Upon moving to California, we quickly became "Eichler People," purchasing one of the mid-century glass-and-wood creations of Joseph Eichler (whose subdivisions sought to bring the mid-century ethos to the middle-class), eschewing the standard green stucco dwellings so popular in Southern California during the "Bad News Bears" era.
As a kid, I enthusiastically adopted my parents' modernist aesthetic, until Sandra Bullock's influence led me down a more traditional style road. In my house, we eat dinner around a table given to a now-retired San Jose librarian's parents as a wedding present in 1947. How do I know this? She told us the whole story when we answered her ad on Craigslist.
While we will be getting input from our next-door-neighbor the graphic designer, I expect that the Jawa's Bar Mitzvah invitations will be somewhat traditional, understated and tasteful. Nothing too gaudy or inventive, they will be the J. Crew of Bar Mitzvah invitations.
However, while may appear to be painstakingly lettered by Brother Theodore by hand, our invitations will be the result of an exhaustive online search, followed by a collaborative (between my wife and my neighbor) effort that takes place mostly on a Mac. No one will put pen to paper and I doubt a printing press will be involved. So while the Jawa's invitations may look staid and conservative if compared to the me-generation hipster look of mine, their creation will have involved practices and tools unthinkable thirty-one years ago.
Of course, we'd broken the bounds of traditional gravity much earlier, when we sent an Evite "Save the Date" to many of our out-of-town guests last August. A simple email allowed us to estimate how many rooms we'd need at the Hyatt Regency. If not for Evite, the effort would have involved dozens of phone calls and/or letters. You know, "snail mail."
One thing is unchanged: we will rely on U.S. Mail for our response cards. I'm going to assume that even that process has been updated in ways that make it virtually unidentifiable as the simple evolution of post office methods, circa 1978.
As for my parents, they waited their whole lives for the time they could truly express their design sensibility. They suffered through the ranch house in Pennsylvania and the Linda Vista Street Eichler, patching together whatever unique style accents they could manage (the orange and brown graphic on their Eichler bedroom wall was a particularly notable detail) before moving to a 1980s-chic, multi-level townhouse in 1987.
Even then, they could not express themselves fully. It wasn't until retirement, when they left Orange County in the rearview, that they found the proper canvas for their singular vision. If you were a subscriber to the daily newspaper in Sun City, Arizona, a few years ago, you might have come across an article describing the forward-thinking interior design of the home at 13038 Ballad Drive, in Sun City West.
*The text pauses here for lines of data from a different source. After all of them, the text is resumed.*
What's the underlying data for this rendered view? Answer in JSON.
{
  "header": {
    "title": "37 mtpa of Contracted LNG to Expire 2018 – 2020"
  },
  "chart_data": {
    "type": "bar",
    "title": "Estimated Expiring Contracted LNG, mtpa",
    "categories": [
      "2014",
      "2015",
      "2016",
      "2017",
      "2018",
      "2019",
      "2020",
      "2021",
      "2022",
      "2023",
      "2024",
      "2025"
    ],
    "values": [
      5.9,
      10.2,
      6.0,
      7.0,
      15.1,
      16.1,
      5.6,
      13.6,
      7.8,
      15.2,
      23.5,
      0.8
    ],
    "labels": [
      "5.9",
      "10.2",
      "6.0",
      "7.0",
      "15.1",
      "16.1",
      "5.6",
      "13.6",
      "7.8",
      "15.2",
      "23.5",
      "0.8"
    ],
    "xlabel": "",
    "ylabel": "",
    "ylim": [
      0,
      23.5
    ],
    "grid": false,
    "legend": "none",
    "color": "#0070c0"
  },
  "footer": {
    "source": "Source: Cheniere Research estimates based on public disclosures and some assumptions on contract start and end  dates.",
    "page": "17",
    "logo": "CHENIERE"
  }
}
This particular retired couple, now settling into post-career vocations in the arts, rejected the standard, conservative approach to decor. Turning their backs on the sensibilities of their neighbors, they attacked the challenge of interior design with bold colors, sculpture-like lighting fixtures and spare furnishings. Their retirement home more resembled a work of art by their beloved Joan Miro than it did grandma and grandpa's house. Finally.
Meanwhile, here in San Francisco, we will continue to use modern methods and technology that did not exist in 1978 to prepare for the day our son becomes a man. Like a tomato, we will present a smooth, unblemished surface to the world, hiding behind it a year's worth of preparation cacophony.